Entrevista: Europa necesita a empresas chinas para innovar y reforzar competitividad, según académico español
MADRID, 13 may (Xinhua) — Con el auge internacional de las empresas chinas y su creciente capacidad tecnológica, Europa necesita a las compañías del país asiático para impulsar la innovación y acelerar su modernización industrial, aunque al mismo tiempo debe reforzar su propia competitividad frente a su expansión en el mercado, afirmó el profesor de derecho mercantil Pablo Sanz.
El docente de la Universidad Nacional de Educación a Distancia (UNED), expresó en entrevista exclusiva con Xinhua que “las empresas chinas ya no compiten solo en precio, sino también en calidad, tecnología e innovación”.
Sanz destacó que firmas como Xiaomi, Huawei, BYD, Shein o Temu han alcanzado posiciones de liderazgo internacional en sectores como el vehículo eléctrico, las baterías, las energías renovables o el comercio digital.
El entrevistado destacó que grupos industriales como CATL (Contemporary Amperex Technology Co.) han apostado por una integración vertical de la cadena de valor que les permite ganar eficiencia y acelerar el desarrollo tecnológico, enfoque que “demuestra un liderazgo y una innovación con estrategias disruptivas”.
A su juicio, España y Europa necesitan a las marcas chinas para “acelerar su innovación, aunque al mismo tiempo deben reforzar su capacidad competitiva y saber competir en el mercado internacional”.
En el ámbito de los vehículos eléctricos, el especialista refirió que “las marcas chinas ya compiten con Tesla en el mercado europeo y norteamericano”, al señalar que inversiones de grupos como Chery en España reflejan el interés creciente de las compañías chinas por consolidar una presencia industrial y comercial estable en el mercado europeo.

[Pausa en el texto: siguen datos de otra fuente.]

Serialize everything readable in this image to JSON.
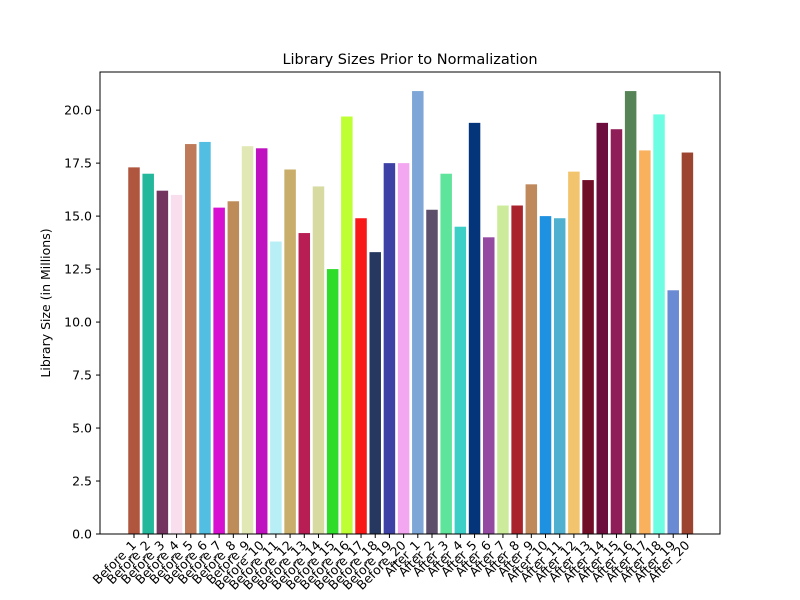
{
  "chart_data": {
    "type": "bar",
    "title": "Library Sizes Prior to Normalization",
    "xlabel": "",
    "ylabel": "Library Size (in Millions)",
    "ylim": [
      0,
      21.8
    ],
    "yticks": [
      "0.0",
      "2.5",
      "5.0",
      "7.5",
      "10.0",
      "12.5",
      "15.0",
      "17.5",
      "20.0"
    ],
    "grid": false,
    "categories": [
      "Before_1",
      "Before_2",
      "Before_3",
      "Before_4",
      "Before_5",
      "Before_6",
      "Before_7",
      "Before_8",
      "Before_9",
      "Before_10",
      "Before_11",
      "Before_12",
      "Before_13",
      "Before_14",
      "Before_15",
      "Before_16",
      "Before_17",
      "Before_18",
      "Before_19",
      "Before_20",
      "After_1",
      "After_2",
      "After_3",
      "After_4",
      "After_5",
      "After_6",
      "After_7",
      "After_8",
      "After_9",
      "After_10",
      "After_11",
      "After_12",
      "After_13",
      "After_14",
      "After_15",
      "After_16",
      "After_17",
      "After_18",
      "After_19",
      "After_20"
    ],
    "values": [
      17.3,
      17.0,
      16.2,
      16.0,
      18.4,
      18.5,
      15.4,
      15.7,
      18.3,
      18.2,
      13.8,
      17.2,
      14.2,
      16.4,
      12.5,
      19.7,
      14.9,
      13.3,
      17.5,
      17.5,
      20.9,
      15.3,
      17.0,
      14.5,
      19.4,
      14.0,
      15.5,
      15.5,
      16.5,
      15.0,
      14.9,
      17.1,
      16.7,
      19.4,
      19.1,
      20.9,
      18.1,
      19.8,
      11.5,
      18.0
    ],
    "colors": [
      "#b0553e",
      "#23b79b",
      "#733560",
      "#f9dfee",
      "#bf7b59",
      "#52bfe2",
      "#d60fd1",
      "#bd8c58",
      "#e2e8b5",
      "#c011c1",
      "#b8eef5",
      "#c8ae6a",
      "#b81d53",
      "#d7dba2",
      "#2fdc2a",
      "#beff33",
      "#f91818",
      "#263860",
      "#3d41a5",
      "#f3a7f1",
      "#7ea6d6",
      "#5d4f6c",
      "#5fe59b",
      "#3ccfc8",
      "#04357a",
      "#944aa1",
      "#ccec9c",
      "#a8232c",
      "#c0895c",
      "#1e91e1",
      "#4fb1cf",
      "#f1c46d",
      "#700e28",
      "#6c0d3e",
      "#8f1d58",
      "#578456",
      "#f9b15e",
      "#6dfde2",
      "#6a8ad4",
      "#9d4431"
    ]
  }
}
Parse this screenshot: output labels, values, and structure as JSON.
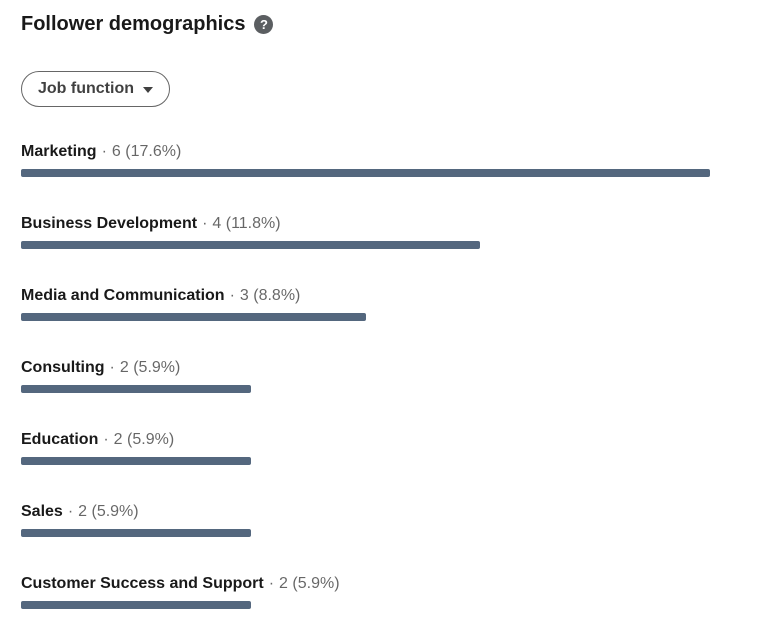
{
  "panel": {
    "title": "Follower demographics",
    "help_glyph": "?"
  },
  "filter": {
    "label": "Job function"
  },
  "separator": "·",
  "colors": {
    "bar": "#54677e",
    "title_text": "#1a1a1a",
    "muted_text": "#666666"
  },
  "rows": [
    {
      "label": "Marketing",
      "count_text": "6 (17.6%)",
      "value": 6
    },
    {
      "label": "Business Development",
      "count_text": "4 (11.8%)",
      "value": 4
    },
    {
      "label": "Media and Communication",
      "count_text": "3 (8.8%)",
      "value": 3
    },
    {
      "label": "Consulting",
      "count_text": "2 (5.9%)",
      "value": 2
    },
    {
      "label": "Education",
      "count_text": "2 (5.9%)",
      "value": 2
    },
    {
      "label": "Sales",
      "count_text": "2 (5.9%)",
      "value": 2
    },
    {
      "label": "Customer Success and Support",
      "count_text": "2 (5.9%)",
      "value": 2
    }
  ],
  "chart_data": {
    "type": "bar",
    "orientation": "horizontal",
    "title": "Follower demographics",
    "filter_selected": "Job function",
    "categories": [
      "Marketing",
      "Business Development",
      "Media and Communication",
      "Consulting",
      "Education",
      "Sales",
      "Customer Success and Support"
    ],
    "values": [
      6,
      4,
      3,
      2,
      2,
      2,
      2
    ],
    "percentages": [
      17.6,
      11.8,
      8.8,
      5.9,
      5.9,
      5.9,
      5.9
    ],
    "max_value": 6,
    "bar_color": "#54677e",
    "grid": false,
    "legend": false
  }
}
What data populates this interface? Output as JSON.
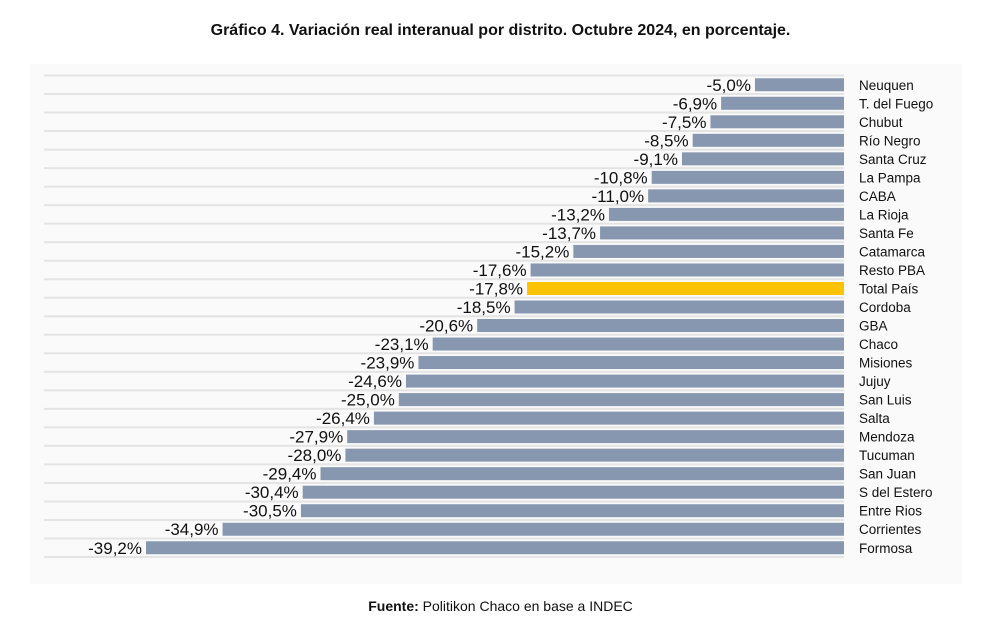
{
  "chart_data": {
    "type": "bar",
    "orientation": "horizontal",
    "title": "Gráfico 4. Variación real interanual por distrito. Octubre 2024, en porcentaje.",
    "source_label": "Fuente:",
    "source_text": " Politikon Chaco en base a INDEC",
    "categories": [
      "Neuquen",
      "T. del Fuego",
      "Chubut",
      "Río Negro",
      "Santa Cruz",
      "La Pampa",
      "CABA",
      "La Rioja",
      "Santa Fe",
      "Catamarca",
      "Resto PBA",
      "Total País",
      "Cordoba",
      "GBA",
      "Chaco",
      "Misiones",
      "Jujuy",
      "San Luis",
      "Salta",
      "Mendoza",
      "Tucuman",
      "San Juan",
      "S del Estero",
      "Entre Rios",
      "Corrientes",
      "Formosa"
    ],
    "values": [
      -5.0,
      -6.9,
      -7.5,
      -8.5,
      -9.1,
      -10.8,
      -11.0,
      -13.2,
      -13.7,
      -15.2,
      -17.6,
      -17.8,
      -18.5,
      -20.6,
      -23.1,
      -23.9,
      -24.6,
      -25.0,
      -26.4,
      -27.9,
      -28.0,
      -29.4,
      -30.4,
      -30.5,
      -34.9,
      -39.2
    ],
    "labels": [
      "-5,0%",
      "-6,9%",
      "-7,5%",
      "-8,5%",
      "-9,1%",
      "-10,8%",
      "-11,0%",
      "-13,2%",
      "-13,7%",
      "-15,2%",
      "-17,6%",
      "-17,8%",
      "-18,5%",
      "-20,6%",
      "-23,1%",
      "-23,9%",
      "-24,6%",
      "-25,0%",
      "-26,4%",
      "-27,9%",
      "-28,0%",
      "-29,4%",
      "-30,4%",
      "-30,5%",
      "-34,9%",
      "-39,2%"
    ],
    "highlight": "Total País",
    "colors": {
      "bar": "#8797b0",
      "highlight": "#fdc300",
      "grid": "#e4e4e4"
    },
    "xlim": [
      -39.2,
      0
    ]
  }
}
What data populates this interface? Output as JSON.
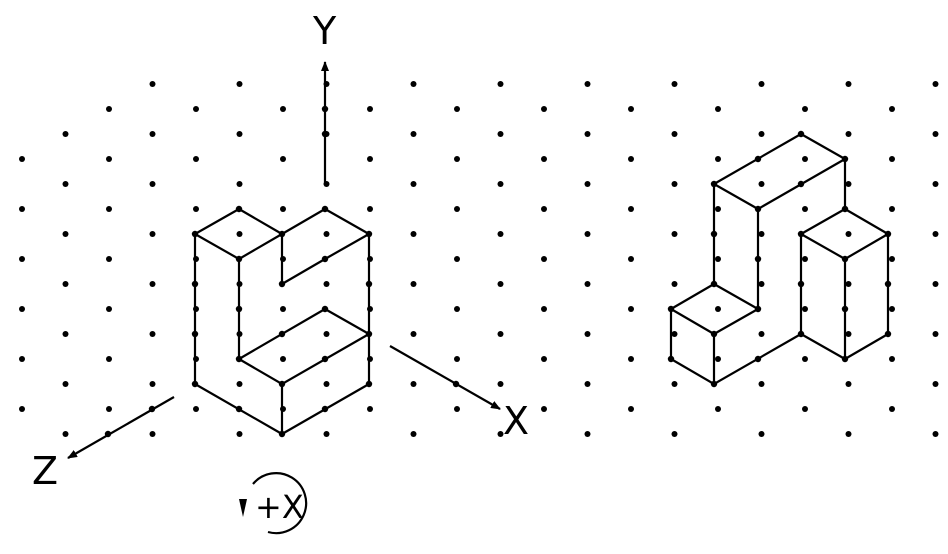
{
  "axes": {
    "y_label": "Y",
    "x_label": "X",
    "z_label": "Z"
  },
  "rotation": {
    "label": "+X"
  },
  "colors": {
    "ink": "#000000",
    "background": "#ffffff"
  }
}
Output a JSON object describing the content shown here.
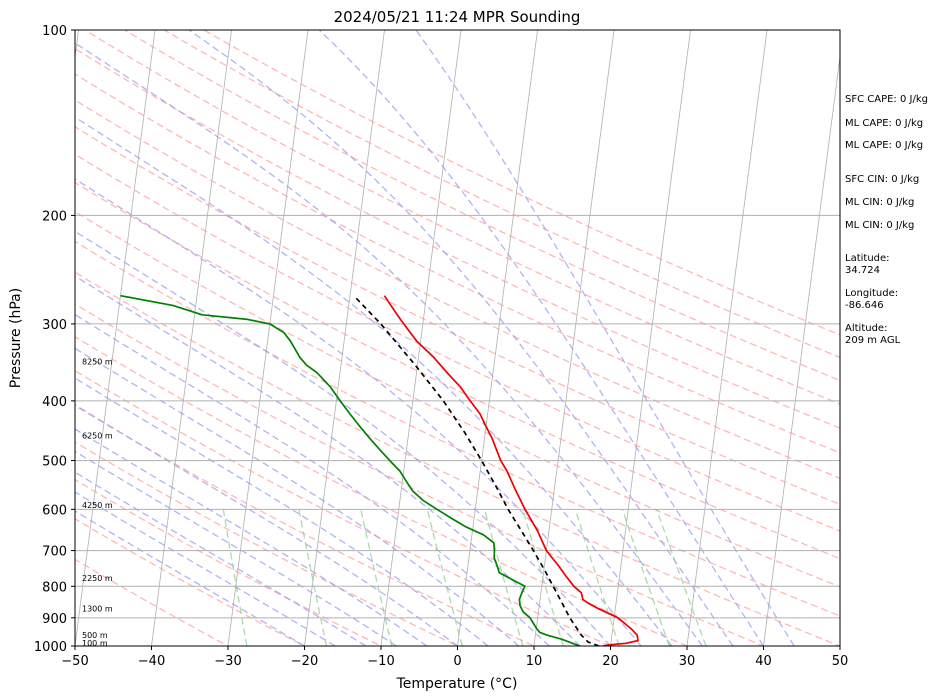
{
  "chart_data": {
    "type": "line",
    "subtype": "skew-T log-P sounding",
    "title": "2024/05/21 11:24 MPR Sounding",
    "xlabel": "Temperature (°C)",
    "ylabel": "Pressure (hPa)",
    "xlim": [
      -50,
      50
    ],
    "ylim": [
      1000,
      100
    ],
    "y_scale": "log",
    "x_ticks": [
      -50,
      -40,
      -30,
      -20,
      -10,
      0,
      10,
      20,
      30,
      40,
      50
    ],
    "x_tick_labels": [
      "−50",
      "−40",
      "−30",
      "−20",
      "−10",
      "0",
      "10",
      "20",
      "30",
      "40",
      "50"
    ],
    "y_ticks": [
      1000,
      900,
      800,
      700,
      600,
      500,
      400,
      300,
      200,
      100
    ],
    "y_tick_labels": [
      "1000",
      "900",
      "800",
      "700",
      "600",
      "500",
      "400",
      "300",
      "200",
      "100"
    ],
    "grid": true,
    "background_lines": {
      "isotherm_color": "#b0b0b0",
      "dry_adiabat_color": "#ff9999",
      "moist_adiabat_color": "#9999ee",
      "mixing_ratio_color": "#88cc88"
    },
    "height_labels": [
      {
        "text": "100 m",
        "p": 988
      },
      {
        "text": "500 m",
        "p": 960
      },
      {
        "text": "1300 m",
        "p": 870
      },
      {
        "text": "2250 m",
        "p": 775
      },
      {
        "text": "4250 m",
        "p": 590
      },
      {
        "text": "6250 m",
        "p": 455
      },
      {
        "text": "8250 m",
        "p": 345
      }
    ],
    "series": [
      {
        "color": "#ee0000",
        "points": [
          [
            1000,
            19
          ],
          [
            995,
            20
          ],
          [
            990,
            22
          ],
          [
            980,
            23.5
          ],
          [
            960,
            23.3
          ],
          [
            940,
            22.5
          ],
          [
            900,
            20.5
          ],
          [
            870,
            17.8
          ],
          [
            850,
            16.2
          ],
          [
            840,
            15.6
          ],
          [
            820,
            15.3
          ],
          [
            800,
            14.2
          ],
          [
            770,
            13
          ],
          [
            740,
            11.8
          ],
          [
            700,
            10
          ],
          [
            650,
            8.5
          ],
          [
            600,
            6.5
          ],
          [
            560,
            5
          ],
          [
            520,
            3.5
          ],
          [
            500,
            2.5
          ],
          [
            460,
            1
          ],
          [
            440,
            0
          ],
          [
            420,
            -1
          ],
          [
            400,
            -2.5
          ],
          [
            380,
            -4
          ],
          [
            360,
            -6
          ],
          [
            340,
            -8
          ],
          [
            320,
            -10.5
          ],
          [
            300,
            -12.5
          ],
          [
            290,
            -13.5
          ],
          [
            270,
            -15.5
          ]
        ]
      },
      {
        "color": "#000000",
        "dash": "5,4",
        "points": [
          [
            1000,
            18.5
          ],
          [
            985,
            17
          ],
          [
            960,
            16
          ],
          [
            900,
            14.2
          ],
          [
            850,
            12.9
          ],
          [
            800,
            11.5
          ],
          [
            750,
            10
          ],
          [
            700,
            8.3
          ],
          [
            650,
            6.4
          ],
          [
            600,
            4.3
          ],
          [
            550,
            2.3
          ],
          [
            500,
            0
          ],
          [
            450,
            -2.7
          ],
          [
            400,
            -6
          ],
          [
            350,
            -10.3
          ],
          [
            300,
            -15.5
          ],
          [
            270,
            -19.5
          ]
        ]
      },
      {
        "color": "#008000",
        "points": [
          [
            1000,
            16
          ],
          [
            990,
            15
          ],
          [
            975,
            13.5
          ],
          [
            960,
            11.5
          ],
          [
            950,
            10.5
          ],
          [
            935,
            10
          ],
          [
            900,
            9
          ],
          [
            880,
            8
          ],
          [
            860,
            7.5
          ],
          [
            840,
            7.3
          ],
          [
            820,
            7.5
          ],
          [
            800,
            7.8
          ],
          [
            780,
            6
          ],
          [
            760,
            4.2
          ],
          [
            740,
            3.8
          ],
          [
            720,
            3.3
          ],
          [
            700,
            3.2
          ],
          [
            680,
            3
          ],
          [
            660,
            1.5
          ],
          [
            640,
            -1
          ],
          [
            620,
            -3
          ],
          [
            600,
            -5
          ],
          [
            580,
            -7
          ],
          [
            560,
            -8.5
          ],
          [
            540,
            -9.5
          ],
          [
            520,
            -10.5
          ],
          [
            500,
            -12
          ],
          [
            480,
            -13.5
          ],
          [
            460,
            -15
          ],
          [
            440,
            -16.5
          ],
          [
            420,
            -18
          ],
          [
            400,
            -19.5
          ],
          [
            380,
            -21
          ],
          [
            360,
            -23
          ],
          [
            350,
            -24.5
          ],
          [
            340,
            -25.5
          ],
          [
            320,
            -27
          ],
          [
            310,
            -28
          ],
          [
            300,
            -30
          ],
          [
            295,
            -33
          ],
          [
            290,
            -39
          ],
          [
            280,
            -43
          ],
          [
            270,
            -50
          ]
        ]
      }
    ],
    "side_text": [
      "SFC CAPE: 0 J/kg",
      "ML CAPE: 0 J/kg",
      "ML CAPE: 0 J/kg",
      "SFC CIN: 0 J/kg",
      "ML CIN: 0 J/kg",
      "ML CIN: 0 J/kg",
      "Latitude:",
      "34.724",
      "Longitude:",
      "-86.646",
      "Altitude:",
      "209 m AGL"
    ]
  }
}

Según Sanz, ese proceso obliga a las empresas europeas a “mejorar sus estándares de calidad, acelerar sus procesos de innovación y avanzar hacia una mayor eficiencia industrial”.
Al mismo tiempo, subrayó la necesidad de promover estándares recíprocos en ámbitos tecnológicos, medioambientales y laborales.
Más allá de la competencia comercial, el experto destacó el papel de las empresas chinas en sectores vinculados a la transición energética, que ilustró con la reducción de costos en tecnologías verdes y baterías que ha contribuido a acelerar procesos de electrificación y descarbonización en numerosos países.
En cuanto a la construcción de marcas, Sanz señaló que las empresas chinas han evolucionado hacia modelos centrados en servicios, plataformas y confianza del consumidor, y “una marca representa confianza”.
La adaptación al mercado europeo ha sido otro elemento clave en este proceso, según explicó el entrevistado.
Expuso que tras una primera etapa marcada por una presencia más limitada en servicios posventa, “muchas empresas chinas han reforzado sus servicios posventa y prestan mayor atención a las necesidades específicas de los mercados locales”.
A juicio del experto, uno de los principales retos para Europa y China será avanzar hacia estándares tecnológicos, medioambientales y laborales más convergentes, con el fin de reducir asimetrías regulatorias en un mercado global altamente integrado.